Figure 4 shows that the spectral properties of the active ingredient appear to a small extent in the oleogel formulations. The reason for this was that the strong spectral properties of the carrier system masked the spectral properties of the active substance in the given concentration. According to the results, the fingerprint range of the spectra of the formulations (LO5, LO5M) was taken into account for the evaluation of Raman mapping of the skin samples. Using these spectra, a correlation map was created to detect the penetration of the active substance into the skin.

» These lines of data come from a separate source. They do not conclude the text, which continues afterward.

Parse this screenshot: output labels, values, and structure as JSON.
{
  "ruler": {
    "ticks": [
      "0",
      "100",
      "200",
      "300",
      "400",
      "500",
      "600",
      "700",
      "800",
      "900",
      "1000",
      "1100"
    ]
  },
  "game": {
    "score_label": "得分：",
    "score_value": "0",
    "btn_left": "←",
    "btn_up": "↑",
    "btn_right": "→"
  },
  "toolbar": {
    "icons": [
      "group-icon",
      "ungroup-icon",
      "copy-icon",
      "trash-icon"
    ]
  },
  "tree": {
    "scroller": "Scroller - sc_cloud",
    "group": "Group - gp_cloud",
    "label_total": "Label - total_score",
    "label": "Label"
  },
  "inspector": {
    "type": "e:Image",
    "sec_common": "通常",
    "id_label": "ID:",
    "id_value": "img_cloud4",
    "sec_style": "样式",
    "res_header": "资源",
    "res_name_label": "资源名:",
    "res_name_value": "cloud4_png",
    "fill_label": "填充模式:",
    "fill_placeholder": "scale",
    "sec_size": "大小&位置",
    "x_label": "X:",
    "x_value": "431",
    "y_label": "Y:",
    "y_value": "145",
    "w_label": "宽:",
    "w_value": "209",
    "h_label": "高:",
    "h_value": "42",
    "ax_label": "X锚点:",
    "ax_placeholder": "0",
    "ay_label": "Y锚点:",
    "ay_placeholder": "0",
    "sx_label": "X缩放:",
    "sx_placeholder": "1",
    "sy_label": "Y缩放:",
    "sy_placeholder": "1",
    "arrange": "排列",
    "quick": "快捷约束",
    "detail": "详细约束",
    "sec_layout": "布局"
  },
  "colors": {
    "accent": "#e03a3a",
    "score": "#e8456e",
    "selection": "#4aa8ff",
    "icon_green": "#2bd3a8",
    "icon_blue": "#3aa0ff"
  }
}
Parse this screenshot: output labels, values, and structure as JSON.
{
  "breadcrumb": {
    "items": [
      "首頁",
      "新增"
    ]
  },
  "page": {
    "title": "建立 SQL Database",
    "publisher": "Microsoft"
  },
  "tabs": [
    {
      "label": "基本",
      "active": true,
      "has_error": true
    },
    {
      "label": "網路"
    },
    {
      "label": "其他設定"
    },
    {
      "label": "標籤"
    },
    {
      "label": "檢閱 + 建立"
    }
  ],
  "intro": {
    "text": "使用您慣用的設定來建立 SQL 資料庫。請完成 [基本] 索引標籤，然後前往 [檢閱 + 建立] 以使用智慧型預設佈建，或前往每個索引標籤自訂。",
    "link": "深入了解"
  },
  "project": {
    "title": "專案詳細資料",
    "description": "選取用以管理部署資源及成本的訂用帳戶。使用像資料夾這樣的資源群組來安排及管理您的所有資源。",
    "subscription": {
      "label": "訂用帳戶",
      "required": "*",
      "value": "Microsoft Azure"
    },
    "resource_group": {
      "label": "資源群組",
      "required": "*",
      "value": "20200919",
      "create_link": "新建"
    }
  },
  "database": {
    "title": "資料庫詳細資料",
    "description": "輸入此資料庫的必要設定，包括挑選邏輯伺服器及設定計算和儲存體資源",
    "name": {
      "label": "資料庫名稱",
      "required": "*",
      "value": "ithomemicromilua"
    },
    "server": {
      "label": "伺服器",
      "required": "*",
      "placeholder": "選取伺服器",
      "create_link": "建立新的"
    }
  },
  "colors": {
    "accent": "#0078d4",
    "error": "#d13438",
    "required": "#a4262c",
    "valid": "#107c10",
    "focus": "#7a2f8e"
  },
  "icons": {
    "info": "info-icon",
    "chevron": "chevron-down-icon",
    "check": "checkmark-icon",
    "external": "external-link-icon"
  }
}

The correlation map on the Raman map of the untreated abdominal skin sample was also created, which resulted in the maximum correlation value of 0.14. This value was chosen as the maximum value of the correlation measure scale for the treated skin samples. Figure 5 shows that the correlation maximum value is higher for the treated samples. The presence of the active substance in certain layers of the skin was indicated by a color scale. From blue to red it indicates the increasing presence of the active substance, which is related to the degree of correlation.

From the evaluation of the Raman maps of the skin samples, it can be concluded that the oleogels containing the active ingredient LC are highly enriched in the epidermis layer of the skin in both cases (Figure 5). The dermis layer was measured only at a small depth, the active ingredient penetrated in this layer to a lesser extent.

By comparing the spectral properties of the active substance and the oleogel formulations, it was established that the evaluation method was applicable to the penetration measurements of the active substance in the skin; therefore, correlation maps were prepared to show the distribution of the active substance in the individual layers of the skin. From the evaluation of the Raman correlation maps, it can be stated that the prepared oleogels acted as good vehicles of the active ingredient LC, which was enriched largely in the epidermis and the upper region of dermis, with and without menthol penetration enhancer. Since urticaria affects this part exactly, these preparations can be suitable for its treatment.

3.4. In Vivo Experiments

The anti-inflammatory study was carried out by croton oil-induced edema in mice. Totals of 5 µL and 10 µL of LO10 reduced the edema thickness considerably, while the 20 µL/ear of LO10 oil gel exceeded the positive control effect of 20 µL/ear Fenistil, as depicted in Figure 6. LO10M gel with the same LC concentration as LO10, additionally including menthol, reduced the edema more efficiently, even at a lower dose of oil gel compared to 20 µL/ear Fenistil (Figure 7). The increase in LO10M gel dose did not change the anti-inflammatory effect substantially.

4. Conclusions

In this study, levocetirizine dihydrochloride active ingredient was nano spray-dried with HPMC polymer carrier. The microparticles had an average diameter of 2.67 and 2.59 µm. The active ingredient was embedded in an amorphous state in the amorphous polymer according to XRD investigations. The obtained HPMC-encapsulated drug microparticles were mixed into topical gels in order to develop an effective formulation for the treatment of allergic edema. The nano spray-dried powder could be easily and homogeneously dispersed in dermal oil gel composed of Miglyol 812 gelated by Dermofeel viscolid powder. Qualitative ex vivo penetration studies using a Raman microscopic correlation mapping proved the epidermal and also the upper dermal enrichment of drug. Furthermore, the addition of menthol penetration enhancer enriched the drug in the upper dermis of human abdominal skin, which is beneficial considering the expected effect. The spray-dried polymer–drug composite microparticles enabled an easy preparation of a homogeneous dispersion of the drug in oleogel. The prepared oleogels provided an enhanced skin penetration of levocetirizine dihydrochloride. The qualitative skin penetration results were also investigated in vivo. The tests on the mouse model of ear edema induced by croton oil showed similar anti-inflammatory efficiency to commercial Fenistil gel; moreover, the gel volume, and consequently the applied drug amount, could be decreased considerably with the addition of menthol.